Security Officer vs. Security Camera
Many times, decision makers are faced with making choices during security planning between investment in security officers or Closed-Circuit Television (CCTV) systems.
It is easy to understand that with today’s competitive environment, organizations seek to save money any way possible. Emerging developments in camera technology, combined with inexpensive high-speed internet connections, makes CCTV coverage better and less expensive technology than ever before. While wages and bill rates for security guard services have remained consistent over the past few years, a camera is still cost-competitive especially when compared to high-quality security staffing.
With the new artificial intelligence, the surveillance camera system software can even effectively interpret motion, sound alarms, alert remote monitoring stations, play messages over a loudspeaker, turn on lights, etc. This makes them a real alternative in many ways. So those are the pluses, but what about the downside?...
While it may be true that CCTV has come a long way, it still has its limitations. Can it hear glass breaking? Can it smell smoke from a fire? Can it get that “feeling” a good security guard gets when someone or something “just isn’t right?” Can it tell a slow driver from one who’s “casing the joint?” No, of course not. Can it help a customer? Answer a phone? Wave (or not wave if the case may be) to the passing police vehicle to signal everything is OK, or not OK… if the case may be? No, certainly not.
Cameras do deter some small percentage of criminal activity, but many crimes are committed on camera. Cameras cannot escort unauthorized parties from the premises or take notes from a witness. Perhaps most importantly in higher risk areas, a camera cannot stop a violent criminal act before people are harmed.

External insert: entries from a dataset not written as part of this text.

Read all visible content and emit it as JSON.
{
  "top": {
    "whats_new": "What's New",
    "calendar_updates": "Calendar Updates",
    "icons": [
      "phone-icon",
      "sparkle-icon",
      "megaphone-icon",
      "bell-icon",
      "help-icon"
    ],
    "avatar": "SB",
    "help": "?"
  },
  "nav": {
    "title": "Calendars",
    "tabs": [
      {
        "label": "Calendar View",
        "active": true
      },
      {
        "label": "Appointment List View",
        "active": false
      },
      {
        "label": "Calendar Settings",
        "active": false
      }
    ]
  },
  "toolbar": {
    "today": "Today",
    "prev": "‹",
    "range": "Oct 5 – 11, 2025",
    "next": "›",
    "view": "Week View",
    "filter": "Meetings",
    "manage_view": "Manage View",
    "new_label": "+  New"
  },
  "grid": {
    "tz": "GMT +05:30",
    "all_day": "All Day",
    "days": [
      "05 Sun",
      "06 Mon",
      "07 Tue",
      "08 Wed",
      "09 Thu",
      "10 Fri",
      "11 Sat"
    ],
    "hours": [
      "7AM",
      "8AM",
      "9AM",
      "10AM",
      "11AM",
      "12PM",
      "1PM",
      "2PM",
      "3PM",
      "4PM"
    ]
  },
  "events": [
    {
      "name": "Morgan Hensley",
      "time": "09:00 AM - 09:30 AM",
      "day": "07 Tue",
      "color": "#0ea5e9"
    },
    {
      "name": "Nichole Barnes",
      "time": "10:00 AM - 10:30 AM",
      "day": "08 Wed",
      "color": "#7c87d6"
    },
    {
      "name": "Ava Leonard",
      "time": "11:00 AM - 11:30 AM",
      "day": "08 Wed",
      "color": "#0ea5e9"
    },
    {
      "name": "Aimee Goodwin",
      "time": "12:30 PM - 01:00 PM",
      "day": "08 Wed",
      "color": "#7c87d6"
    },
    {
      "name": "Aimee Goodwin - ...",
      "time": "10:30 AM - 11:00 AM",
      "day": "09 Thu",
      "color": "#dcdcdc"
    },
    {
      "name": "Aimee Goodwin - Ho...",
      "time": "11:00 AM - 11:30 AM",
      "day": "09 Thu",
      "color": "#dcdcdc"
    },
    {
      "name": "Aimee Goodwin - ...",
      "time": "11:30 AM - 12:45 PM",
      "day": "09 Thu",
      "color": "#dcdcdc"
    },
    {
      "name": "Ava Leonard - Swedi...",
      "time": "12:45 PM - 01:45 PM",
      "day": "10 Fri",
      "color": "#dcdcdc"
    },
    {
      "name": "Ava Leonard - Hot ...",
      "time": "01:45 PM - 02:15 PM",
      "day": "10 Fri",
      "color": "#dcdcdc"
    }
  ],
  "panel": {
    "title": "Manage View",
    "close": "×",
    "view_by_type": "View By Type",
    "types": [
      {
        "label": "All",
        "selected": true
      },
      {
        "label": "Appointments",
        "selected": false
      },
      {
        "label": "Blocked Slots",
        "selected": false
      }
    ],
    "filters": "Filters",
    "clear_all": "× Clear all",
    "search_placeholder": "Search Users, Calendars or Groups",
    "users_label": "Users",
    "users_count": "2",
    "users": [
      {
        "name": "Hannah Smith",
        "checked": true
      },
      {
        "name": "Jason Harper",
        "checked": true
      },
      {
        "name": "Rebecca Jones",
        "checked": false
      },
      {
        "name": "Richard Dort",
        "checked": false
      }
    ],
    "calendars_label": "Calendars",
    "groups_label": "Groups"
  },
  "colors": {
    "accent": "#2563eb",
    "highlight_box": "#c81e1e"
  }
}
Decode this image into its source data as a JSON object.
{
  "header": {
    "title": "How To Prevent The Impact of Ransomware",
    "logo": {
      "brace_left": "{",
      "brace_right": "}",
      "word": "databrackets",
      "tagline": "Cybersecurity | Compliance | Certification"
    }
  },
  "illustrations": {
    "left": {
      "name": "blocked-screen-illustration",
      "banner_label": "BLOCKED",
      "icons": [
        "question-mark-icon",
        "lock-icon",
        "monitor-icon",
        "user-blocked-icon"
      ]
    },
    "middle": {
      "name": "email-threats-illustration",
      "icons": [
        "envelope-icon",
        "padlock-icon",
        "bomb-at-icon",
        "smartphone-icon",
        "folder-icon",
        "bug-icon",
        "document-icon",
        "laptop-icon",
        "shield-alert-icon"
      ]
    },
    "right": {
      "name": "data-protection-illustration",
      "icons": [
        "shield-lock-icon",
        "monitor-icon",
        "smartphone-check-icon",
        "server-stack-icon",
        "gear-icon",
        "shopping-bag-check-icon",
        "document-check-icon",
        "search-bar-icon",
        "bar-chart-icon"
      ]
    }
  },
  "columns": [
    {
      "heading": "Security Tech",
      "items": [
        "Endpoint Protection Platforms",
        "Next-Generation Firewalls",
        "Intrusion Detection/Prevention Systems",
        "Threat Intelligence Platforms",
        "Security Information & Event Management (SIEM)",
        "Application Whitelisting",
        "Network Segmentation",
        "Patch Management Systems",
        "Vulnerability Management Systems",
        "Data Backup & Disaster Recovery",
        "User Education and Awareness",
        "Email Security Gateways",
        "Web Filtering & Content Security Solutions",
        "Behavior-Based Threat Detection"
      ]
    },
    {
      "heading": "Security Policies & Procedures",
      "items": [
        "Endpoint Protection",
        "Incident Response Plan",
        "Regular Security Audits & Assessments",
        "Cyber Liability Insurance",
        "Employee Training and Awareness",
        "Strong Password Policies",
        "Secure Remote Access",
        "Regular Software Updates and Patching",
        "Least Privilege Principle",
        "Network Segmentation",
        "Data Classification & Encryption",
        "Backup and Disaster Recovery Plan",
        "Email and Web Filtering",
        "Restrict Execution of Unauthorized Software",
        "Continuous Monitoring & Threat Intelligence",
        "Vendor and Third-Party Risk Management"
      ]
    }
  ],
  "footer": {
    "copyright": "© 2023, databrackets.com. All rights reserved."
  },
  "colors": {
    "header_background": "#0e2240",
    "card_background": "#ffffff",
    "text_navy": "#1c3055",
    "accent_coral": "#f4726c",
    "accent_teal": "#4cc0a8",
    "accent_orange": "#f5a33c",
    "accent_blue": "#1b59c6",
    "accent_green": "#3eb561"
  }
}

A highly trained professional security officer can intervene to stop criminal activity, and in the case of American Alliance Security Agency’s past performance, this has benefited our clients on many occasions.
CCTV is a very valuable tool in many security applications. However, it cannot be considered as a replacement for capable “live” security staff on site protecting property, assets, people, and the interests of the client. Cameras are good for documenting events that may assist in the prosecution of criminals, but they cannot stop the events from taking place.